Ahora, que esto es parte del pasado, no entiendo si actué o no con inteligencia. Pero en aquel momento la realidad giraba alrededor de un único objetivo e hice todo lo posible para alcanzarlo…
Estaba persiguiendo a una cucaracha por la cocina.
Son un bicho sumamente inteligente y que trata de moverse con astucia.
Cuando entré y prendí la luz, la encontré quieta, parecía una mancha en la pared, cerca de un rincón. Pero era un quieta de “me venía moviendo y me detuve”.
Me acerqué lentamente con el paso sigiloso y la postura de un cazador al acecho. Estaba tenso como un arco listo para disparar.
Las bicha esas, inmundas, saben medir, de alguna manera, la distancia. Calculan el alcance de un brazo y le restan lo que se dobla la muñeca para que la mano quede plana contra la pared y eso es lo que permitió que me acerque antes de dejarse caer sobre la mesada y esconderse entre un zapallo y una lata vacía de atún.
Recuperando la calma, fui liberando el entorno. En ese área de la mesada sólo quedaron el zapallo y la lata, con la criatura en el medio. Huevos, vasos, cosas frágiles, todas a seguro dentro de la bacha, que allí no se caerían y era un campo improbable de batalla. De todos modos, si caía ahí dentro, estaba perdida.
Entonces un puñetazo al zapallo, que dejó la lata de atún lista para reciclaje y rebotó contra la pared. “Fue fácil”, me dije, mientras lo levantaba para poder ver lo que había quedado de ella y me asombraba de la dureza de su cáscara (“¿cómo haré para abrirlo cuando lo quiera comer?” me pregunté en un paréntesis al fragor del combate).
No había nada. La peste había huído veloz a esconderse entre las sombras. Zapallo y lata a otra sección de la mesada.
Concluí en que había escapado gracias a la redondez del zapallo y armé una trinchera de cosas planas alrededor de la frutera. Era el único lugar donde podía estar.
Poco a poco moví todo lo demás bien lejos.
Levanté de repente la frutera. La cuca estaba atrás de una remolacha podrida cuya existencia había ignorado hasta entonces, pero entonces no me importaba.
No podía verme desde esa posición. Sus antenas frenéticas trataban de tantear el aire desde atrás de la pudredumbre.
Mientras buscaba algo con qué golpear, intentando no involucrar a mi mano en aplastar todo eso, aprovechó el instante, corrió el metro que la separaba del borde y de allí se precipitó hasta el piso en el hueco que separa la mesada de la cocina. Se metió abajo de la cocina sin pensarlo dos veces.

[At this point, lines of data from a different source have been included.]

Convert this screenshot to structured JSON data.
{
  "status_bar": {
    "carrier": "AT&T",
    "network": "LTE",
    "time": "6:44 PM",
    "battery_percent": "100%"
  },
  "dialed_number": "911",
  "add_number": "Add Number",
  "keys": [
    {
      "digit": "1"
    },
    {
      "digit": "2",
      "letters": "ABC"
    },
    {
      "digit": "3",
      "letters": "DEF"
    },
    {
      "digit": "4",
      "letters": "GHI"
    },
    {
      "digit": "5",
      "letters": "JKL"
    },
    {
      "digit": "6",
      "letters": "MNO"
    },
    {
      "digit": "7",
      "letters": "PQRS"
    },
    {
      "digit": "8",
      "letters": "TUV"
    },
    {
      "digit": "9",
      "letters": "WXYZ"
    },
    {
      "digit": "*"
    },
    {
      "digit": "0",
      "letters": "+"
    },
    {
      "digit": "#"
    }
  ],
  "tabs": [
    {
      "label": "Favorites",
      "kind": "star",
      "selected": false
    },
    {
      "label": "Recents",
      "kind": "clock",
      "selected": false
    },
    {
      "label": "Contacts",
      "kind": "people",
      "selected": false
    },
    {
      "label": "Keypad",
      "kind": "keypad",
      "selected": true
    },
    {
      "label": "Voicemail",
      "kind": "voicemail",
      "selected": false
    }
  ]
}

En ese momento se ganó mi respeto. Pero no podía dejar pasar su osadía.
“La cocina contiene fuego…”, pensé. “… está hecha para tolerarlo…”, pensé. Tanto pensé que, cuando terminé de pensar, ya tenía diario y encendedor en las manos.
Improvisé una hoguera abajo de la cocina, a la que alimenté con todo el papel que había encontrado. Los segundos pasaban lentamente. Saberme tan cerca de la victoria me otorgaba calma. Las noticias ardían dejando atrás un montón de cenizas.
Entonces, fugaz, salió corriendo de abajo de la cocina, como ahogada por el humo, en dirección a la puerta.
Ese era su último movimiento, y ella lo sabía. Si no hubiera estado así de jugada, no se habría arriesgado a cruzar semejante extensión sin lugar para esconderse.
Me puse de pie y, más veloz que ella, de dos saltos la sobrepasé y me paré enfrente. Nos encontramos cara a cara, levantó su cabecita y me pareció ver una sonrisa de satisfacción. Un “GG!” que me tendió enmudecida mientras la suela de la zapatilla le acercaba su último oscuro escondite en forma de “Topper”.